The chaos in Frankfort over the University of Louisville has to be one of the more exasperating political spectacles we’ve seen in Kentucky over the last few years. Earlier this year, Governor Matt Bevin dissolved a trustee board at UofL that was mired in controversy and internal strife. University president James Ramsay offered his resignation and received a generous financial agreement to do so. It seemed that a new day was on the horizon for the University, at least until Attorney General Andy Beshear went to war with governor Bevin over the new trustee board. Beshear’s work against change at UofL accomplished a court order against Bevin’s moves, and now the school’s old trustee board is back and the institution is suspended in midair between its frustrated past and uncertain future.

We are used to seeing gridlock, especially when a newly elected executive promises and delivers real change to a politically stagnant system. What is unexpected is the naked political weaponization of Kentucky’s higher education. Could there be any greater proof that our state’s colleges and universities are too soaked in partisanship than the UofL debacle? The purpose of schools like the University of Louisville and the University of Kentucky is to train, educate, and equip Kentucky’s students to excel in their communities and their lives. These schools exist to build Kentucky through building the minds and talents of her citizens. Yet what we see today are schools that exist mainly to operate as outposts of political elites. That is why so many college campuses have become battleground sites for culture wars instead of groundbreaking research. It’s why even our primary and secondary schools have embraced social experimentation, with co-ed locker rooms, while lagging far behind most of the country in academic standards.
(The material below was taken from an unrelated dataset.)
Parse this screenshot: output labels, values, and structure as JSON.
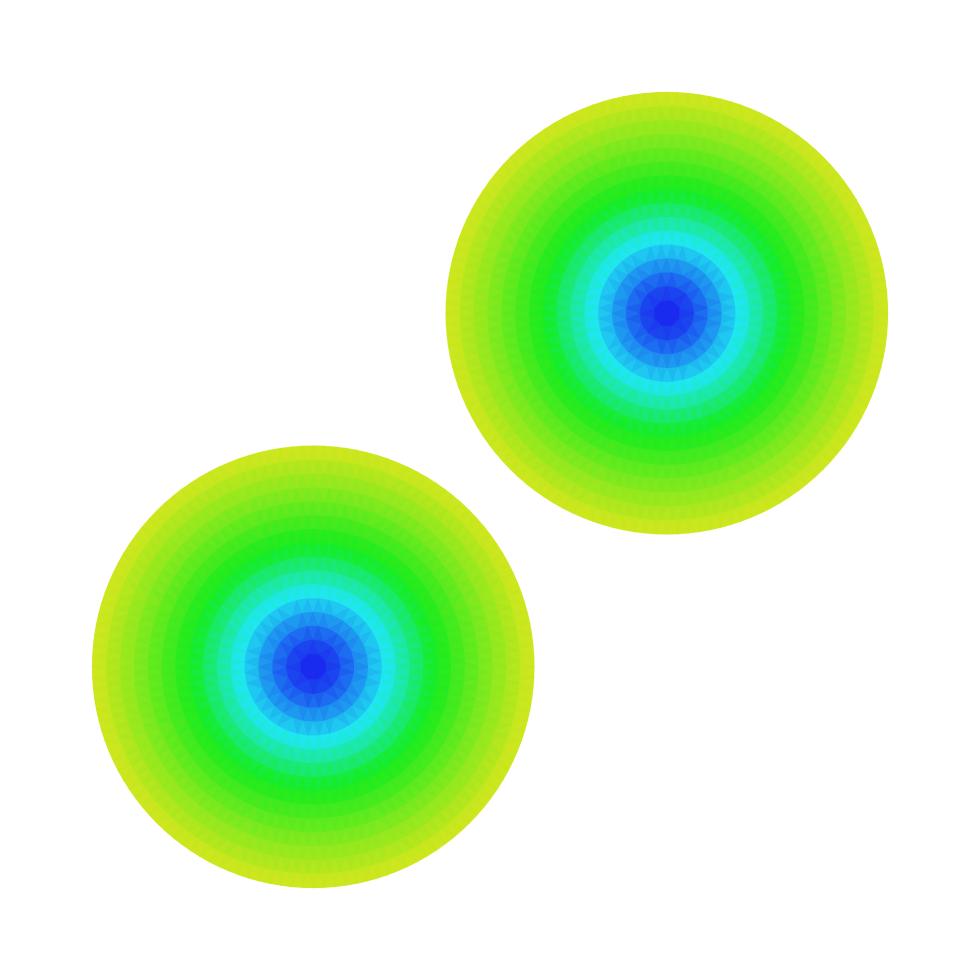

When the state elected governor Bevin, he promised change. No one on either side of this issue believes that the U of L board as it existed when Bevin was elected was functioning healthily. But the political tug-o-war we see right now is not because Bevin’s actions are wrong but because they disturb a status quo that Frankfort was pleased with. That should disturb every Kentuckian who cares about the quality of the state’s higher education.

It’s high time to end the hyper-politicization of higher education. Let voters decide who is to govern, and let schools educate and train their students. But let’s not turn our institutions of higher learning into nakedly political weapons. This tired back and forth simply embarrasses the Commonwealth, mocks the will of voters, and worst of all, cheats Kentucky’s students.